As East Africa has endured one of the worst locust invasions in 70 years, a Kenyan company is fighting back — by treating the voracious insects as a cash crop.
The infestation began in Kenya in late 2019 after a series of unusual weather patterns. The swarm soon began spreading east, into Ethiopia, Somalia and Yemen. A single swarm can contain up to 80 million locusts and can travel up to 150 kilometers in one day, depending on the wind.
As of early 2021, exterminators were getting the locusts under control. But a startup company called The Bug Picture also was contributing by paying people to harvest the invaders to be ground up and used as animal feed and organic fertilizer.
The locusts are typically gathered at night, after they have eaten.
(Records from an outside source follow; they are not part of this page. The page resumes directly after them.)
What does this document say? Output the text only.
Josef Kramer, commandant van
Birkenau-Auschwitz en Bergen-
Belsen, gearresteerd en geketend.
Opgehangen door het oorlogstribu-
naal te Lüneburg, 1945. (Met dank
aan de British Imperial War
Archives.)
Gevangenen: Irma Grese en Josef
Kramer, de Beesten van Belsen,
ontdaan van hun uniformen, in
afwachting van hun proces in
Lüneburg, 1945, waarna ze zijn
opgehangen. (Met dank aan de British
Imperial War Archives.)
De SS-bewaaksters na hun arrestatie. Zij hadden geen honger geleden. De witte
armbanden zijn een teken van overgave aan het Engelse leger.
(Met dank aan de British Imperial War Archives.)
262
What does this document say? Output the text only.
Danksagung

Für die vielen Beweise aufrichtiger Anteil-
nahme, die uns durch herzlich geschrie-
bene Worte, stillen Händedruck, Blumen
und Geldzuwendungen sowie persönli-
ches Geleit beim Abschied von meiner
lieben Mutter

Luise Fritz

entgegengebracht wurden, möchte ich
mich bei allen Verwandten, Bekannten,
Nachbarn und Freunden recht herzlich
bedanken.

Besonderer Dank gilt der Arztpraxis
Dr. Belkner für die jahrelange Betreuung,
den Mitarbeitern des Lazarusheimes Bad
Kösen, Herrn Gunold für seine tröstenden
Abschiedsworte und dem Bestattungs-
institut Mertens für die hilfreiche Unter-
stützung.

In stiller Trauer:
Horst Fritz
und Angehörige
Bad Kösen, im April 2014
They have little energy to resist and are resting on shrubs and trees.
“We are trying to create hope in a hopeless situation and help these communities alter their perspective to see these insects as a seasonal crop that can be harvested and sold for money,” Laura Stanford, founder of The Bug Picture, told Reuters.
The Bug Picture pays harvesters 50 Kenyan shillings, or about 46 cents, per kilogram of the insects. The gathering has to be done by hand because there are no machines adapted for such work.
The insects are crushed and dried, then milled and processed into powder. Harvesters are paid immediately, using a mobile platform, according to Euronews.